The man with the towel howled with
panic as he ran down the hall, straight into Zeiss, who was coming back into
the dojo on crutches. When the blond TA saw the stranger covered in red ribbons
of fluid, he tripped the running man and slammed his head into the wall. Then Zeiss
fell on the culprit like an Alpine avalanche.
“Z, you came out of nowhere,” the
man with the towel babbled.
“Stay down!” Zeiss growled in a
voice so loud it could’ve been a bear. The culprit wet himself but didn’t move
a muscle otherwise. “A, hit the panic button and check Red.” His voice was
shaking, as was his right hand. It kept clenching into a fist and unclenching.
Alistair followed the sound of the
shower and sobbing. Red had a glazed look on her face as he approached. When
she swung her sword, he blocked, shouting, “It’s me.” When she focused, the
referee said, “We’re here. We got him.” She lowered the bamboo sword and used
it to prop herself up. Drops of red fluid rolled down the side. “Is that blood?

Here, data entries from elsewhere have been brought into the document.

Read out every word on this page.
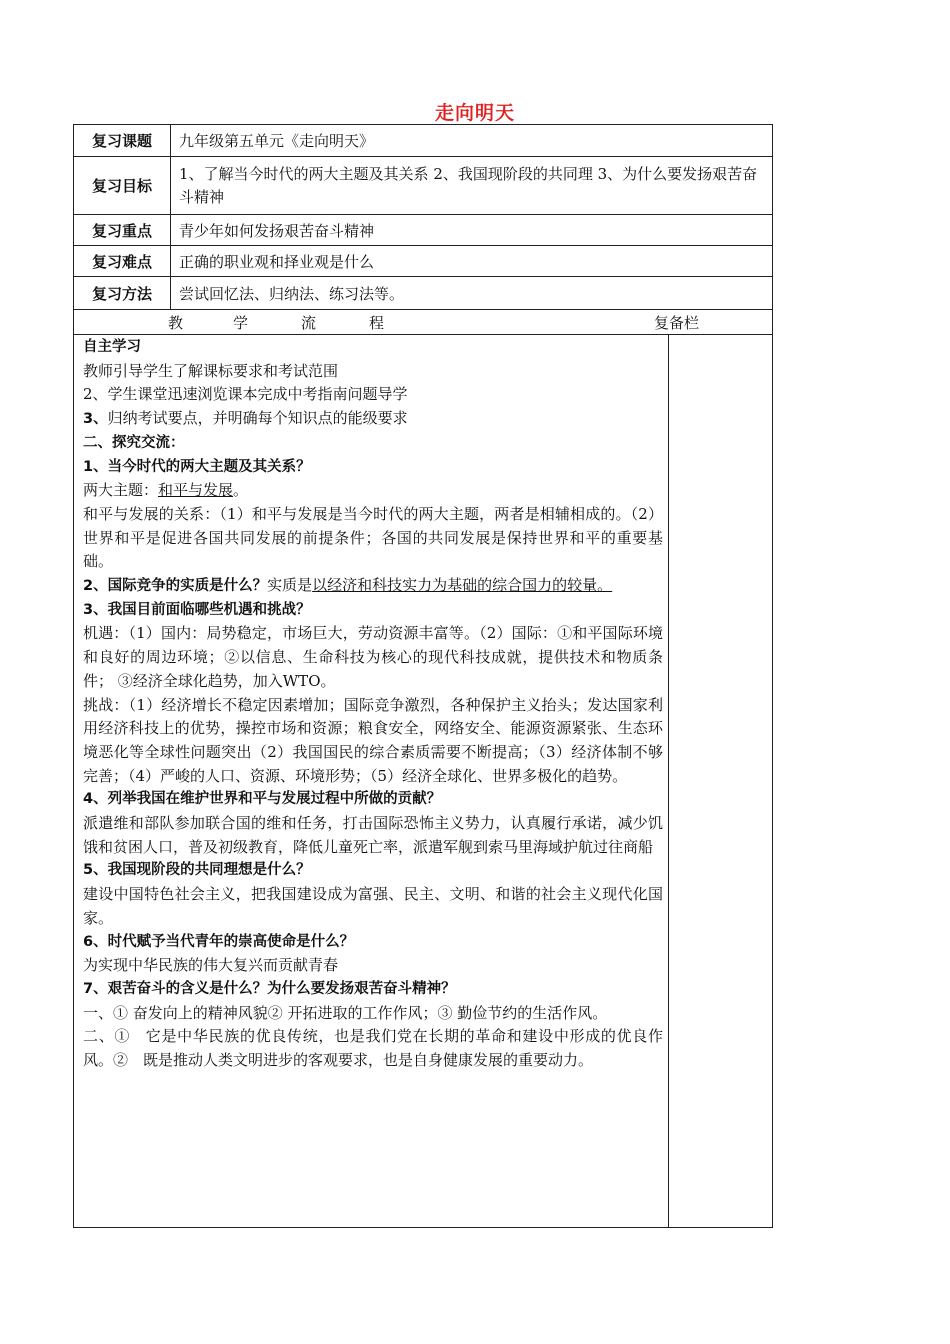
走向明天
复习课题	九年级第五单元《走向明天》
复习目标	1、了解当今时代的两大主题及其关系 2、我国现阶段的共同理 3、为什么要发扬艰苦奋斗精神
复习重点	青少年如何发扬艰苦奋斗精神
复习难点	正确的职业观和择业观是什么
复习方法	尝试回忆法、归纳法、练习法等。
教	学	流	程	复备栏

自主学习

教师引导学生了解课标要求和考试范围

2、学生课堂迅速浏览课本完成中考指南问题导学

3、归纳考试要点，并明确每个知识点的能级要求

二、探究交流：

1、当今时代的两大主题及其关系？

两大主题：和平与发展。

和平与发展的关系：（1）和平与发展是当今时代的两大主题，两者是相辅相成的。（2）世界和平是促进各国共同发展的前提条件；各国的共同发展是保持世界和平的重要基础。

2、国际竞争的实质是什么？实质是以经济和科技实力为基础的综合国力的较量。

3、我国目前面临哪些机遇和挑战？

机遇：（1）国内：局势稳定，市场巨大，劳动资源丰富等。（2）国际：①和平国际环境和良好的周边环境；②以信息、生命科技为核心的现代科技成就，提供技术和物质条件； ③经济全球化趋势，加入WTO。

挑战：（1）经济增长不稳定因素增加；国际竞争激烈，各种保护主义抬头；发达国家利用经济科技上的优势，操控市场和资源；粮食安全，网络安全、能源资源紧张、生态环境恶化等全球性问题突出（2）我国国民的综合素质需要不断提高；（3）经济体制不够完善；（4）严峻的人口、资源、环境形势；（5）经济全球化、世界多极化的趋势。

4、列举我国在维护世界和平与发展过程中所做的贡献？

派遣维和部队参加联合国的维和任务，打击国际恐怖主义势力，认真履行承诺，减少饥饿和贫困人口，普及初级教育，降低儿童死亡率，派遣军舰到索马里海域护航过往商船

5、我国现阶段的共同理想是什么？

建设中国特色社会主义，把我国建设成为富强、民主、文明、和谐的社会主义现代化国家。

6、时代赋予当代青年的崇高使命是什么？

为实现中华民族的伟大复兴而贡献青春

7、艰苦奋斗的含义是什么？为什么要发扬艰苦奋斗精神？

一、① 奋发向上的精神风貌② 开拓进取的工作作风；③ 勤俭节约的生活作风。

二、①　它是中华民族的优良传统，也是我们党在长期的革命和建设中形成的优良作风。②　既是推动人类文明进步的客观要求，也是自身健康发展的重要动力。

Showers: off. Lights: on,” the referee ordered. When the lights came on, he
said, “Omigod, what happened?”
From Zeiss’s facial reaction,
Kaguya said, “I’ll take over here. You check on Miss Benson.” She nudged him
off and sat on the culprit’s back instead.
The towel man realized how
precarious his position was. “We didn’t actually
do
anything to her.”
Kaguya squeezed an artery and the
perpetrator’s eyes rolled up in his head.
“Three students down in the lower
dojo . . . correction four,” Alistair said into his radio. “Send trauma medics
and armed security.”
When Red saw Zeiss hobbling toward
her, she took a shuddering breath. “Those three were hoping to jump Kaguya in
the shower. They were going to settle for me.”
Hearing her own name and the plan,
Kaguya sent an angry psi-bolt into the towel man’s brain stem. He wouldn’t wake
up anytime soon. She ran to join the others at the crime scene.
Zeiss went to Red and held her
while Alistair used the injured attacker’s own Taser to put him out of his
misery.
“I had to put the Rex down,” Red
whimpered.
Zeiss turned pale, taking the
weapon from her as she summarized the attempted rape and defense with brutal
precision, as if it had happened to someone else. When she finished, he said, “Kaguya,
take her to the men’s showers.”
“Didn’t you hear me?” asked Red.
“It was pitch black in this room. The
only witness just said that I attacked them,” Zeiss stated.
“
I
was a witness.”
“We’ll tell everyone you’re in too
much shock to talk.”
“Why are you doing this?”
“What does every student do when
faced with a Rex?” asked the TA loudly.
“Run,” recited Kaguya.
“I couldn’t,” Red objected.
“They’ll say you could’ve escaped when
the lights were out,” Zeiss reminded her. “Because you have your black belt, your
attack is assault with a deadly weapon minimum.”